Cultural Jewels

jewels

I wanted to write a list of my favourite cultural jewels in Leeds’ crown directly onto the paving stones of Albion Street, forming the words with discarded chewing gum. I thought this approach would get a conversation going.

The gum wasn’t mine, let me just make that clear. The public street is not a spittoon. My parents were demons about the correct disposal of litter – specially stuff emitted from the mouth – in the receptacles provided. And if ever the position of Sticky Street Substances Prohibition and Intolerance Tzar (SSSPIT) were to be advertised I’ll be the first to throw my hat into the ring. I know I have the qualifications, experience and personal zeal to rid the streets of such vile and reprehensible anti-social behaviour. Until then I applaud the council’s street cleaning staff for mounting such a Sisyphean effort against the menace of ill-mannered mastication.

I spent weeks collecting the material, diligently scraping stiff circular splats off the pavement and sorting into bags according to colour, size and shape. Eventually I had sufficient to compose a decent bullet-ponted list. This lunchtime I set to work just opposite the recently closed Austin Reed shop.

My Top Ten Cultural Jewels in Leeds’ Crown: They May Not Be Yours?” was my first accomplished line of pavement pointillism

I’d got no further than the Patisserie Valerie when a small crowd formed.

“What you doing?” said a shopper, putting down his bags.

“Can I have a go?” asked a small child, holding out her hand.

“How did you get a grant to do that?” wondered a passing representative of the local cultural cognoscenti.

Before I’d had chance to spell out “1. Temple…”, and explain what the list was for, or shovel half a kilo of chud into a seaside bucket for the kid, a man in a hi-vis jacket and a peaked cap tapped me on the shoulder.

“Have you got permission to do this?”

I hadn’t considered the question of permission. I’d just wanted to initiate a conversation about our city’s cultural crown jewels in the most playful, unobtrusive, innocuous way I could think of.

I muttered something about “free expression.”

“Who do you think you are, John Stuart bloody Mill!” he growled. “Get that muck off my pavement… now!”

I replied that the “muck” had already been removed from a previous pavement – thus saving him an onerous task – and that I thought of my actions as those of a solid civic entrepreneur. I just wanted to initiate a cultural conversation. Or make some provocative art. Or simply indulge in a bit of harmless frivolity. Albion Street was public space, after all. I was interfering not in the slightest with anyone else’s civic liberties, nor with their ability to enjoy all the city had to offer – the public were free to trample on my creation, step around it cautiously, or choose simply to walk by, incuriously.
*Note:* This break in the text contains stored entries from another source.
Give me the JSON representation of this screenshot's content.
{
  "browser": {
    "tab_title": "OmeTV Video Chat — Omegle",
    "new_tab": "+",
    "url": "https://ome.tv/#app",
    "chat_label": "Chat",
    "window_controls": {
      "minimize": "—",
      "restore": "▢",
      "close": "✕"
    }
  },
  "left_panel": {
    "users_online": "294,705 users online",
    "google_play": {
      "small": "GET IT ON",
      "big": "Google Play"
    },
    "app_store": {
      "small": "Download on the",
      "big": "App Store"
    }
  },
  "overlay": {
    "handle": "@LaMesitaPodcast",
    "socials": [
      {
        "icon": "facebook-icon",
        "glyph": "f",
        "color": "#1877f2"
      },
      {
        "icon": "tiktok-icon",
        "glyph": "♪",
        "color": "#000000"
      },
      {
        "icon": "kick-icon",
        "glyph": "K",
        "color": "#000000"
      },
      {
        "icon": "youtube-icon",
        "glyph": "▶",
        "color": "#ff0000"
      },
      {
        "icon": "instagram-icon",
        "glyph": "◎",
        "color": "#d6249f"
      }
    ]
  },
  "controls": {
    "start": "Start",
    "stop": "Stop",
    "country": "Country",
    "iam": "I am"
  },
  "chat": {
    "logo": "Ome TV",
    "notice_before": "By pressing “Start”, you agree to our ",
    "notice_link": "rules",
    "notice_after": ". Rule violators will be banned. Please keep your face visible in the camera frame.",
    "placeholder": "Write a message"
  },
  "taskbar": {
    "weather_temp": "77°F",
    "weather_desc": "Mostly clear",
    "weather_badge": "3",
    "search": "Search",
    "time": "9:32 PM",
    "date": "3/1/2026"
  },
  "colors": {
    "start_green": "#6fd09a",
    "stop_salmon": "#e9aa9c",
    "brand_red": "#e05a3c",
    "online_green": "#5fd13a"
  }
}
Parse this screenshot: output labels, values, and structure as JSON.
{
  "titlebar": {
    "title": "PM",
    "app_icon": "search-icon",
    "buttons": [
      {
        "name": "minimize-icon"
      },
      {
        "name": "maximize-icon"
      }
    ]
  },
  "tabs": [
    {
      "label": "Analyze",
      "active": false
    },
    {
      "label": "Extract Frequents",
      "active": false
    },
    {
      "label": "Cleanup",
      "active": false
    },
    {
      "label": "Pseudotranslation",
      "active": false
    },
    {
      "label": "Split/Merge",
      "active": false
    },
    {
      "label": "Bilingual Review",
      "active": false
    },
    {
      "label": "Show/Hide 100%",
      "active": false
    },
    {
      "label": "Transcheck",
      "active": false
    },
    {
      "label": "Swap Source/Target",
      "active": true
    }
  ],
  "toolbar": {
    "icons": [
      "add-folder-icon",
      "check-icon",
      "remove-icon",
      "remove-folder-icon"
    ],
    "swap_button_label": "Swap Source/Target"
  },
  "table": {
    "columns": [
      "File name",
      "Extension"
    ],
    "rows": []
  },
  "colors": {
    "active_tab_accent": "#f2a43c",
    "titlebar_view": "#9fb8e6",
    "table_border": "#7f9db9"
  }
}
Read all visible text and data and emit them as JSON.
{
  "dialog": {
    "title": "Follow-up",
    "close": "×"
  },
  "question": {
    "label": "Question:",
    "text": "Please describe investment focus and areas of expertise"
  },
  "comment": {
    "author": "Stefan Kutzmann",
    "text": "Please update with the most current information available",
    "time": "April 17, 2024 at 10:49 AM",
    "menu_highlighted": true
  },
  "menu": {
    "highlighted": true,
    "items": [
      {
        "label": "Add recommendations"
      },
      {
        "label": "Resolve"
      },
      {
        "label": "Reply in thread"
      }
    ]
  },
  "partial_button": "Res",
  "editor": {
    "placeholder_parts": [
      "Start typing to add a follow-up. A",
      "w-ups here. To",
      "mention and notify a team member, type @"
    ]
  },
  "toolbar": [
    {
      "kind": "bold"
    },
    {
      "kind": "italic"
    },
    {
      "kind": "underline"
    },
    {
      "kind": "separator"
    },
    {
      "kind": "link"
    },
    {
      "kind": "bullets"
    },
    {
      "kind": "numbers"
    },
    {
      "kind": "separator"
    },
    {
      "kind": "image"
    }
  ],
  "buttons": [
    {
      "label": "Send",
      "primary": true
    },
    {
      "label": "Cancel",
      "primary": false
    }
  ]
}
The enforcer of city centre management byelaw snapped his fingers and a pair of council employees appeared with industrial sized brushes in hand.

“Get rid,” he ordered.

Before I had chance to protest the censorship and reassert my right to promulgate a passing thought – not a permanent mark – in a public space, they swept my composition of legible crud into a pile and threw it in the trash…

Where it shall remain, and possibly where it should have been all along.

Obviously my little fable is nonsense. I have been more than a little austere with the actualite. But I don’t think it’s so far-fetched. And it does raise a few questions that have been niggling at me this week, about public space, the meaning of culture in that Leeds 2023 European Capital of Culture bid, and who the conversation about the bid is meant to be for and about. Mainly it’s a question of those cultural “jewels” – jewels are owned by the precious few, only brought out on special occasions, and best kept in a box…

If we bid to be a City of Culture it would be great if we didn’t enter because we were just a city with some great cultural bits in the middle. And it would be even better if the culture of the city as a whole was better at valuing its rougher diamonds… there maybe something worthwhile in a chewing gum prank, even if all it does is open up a conversation.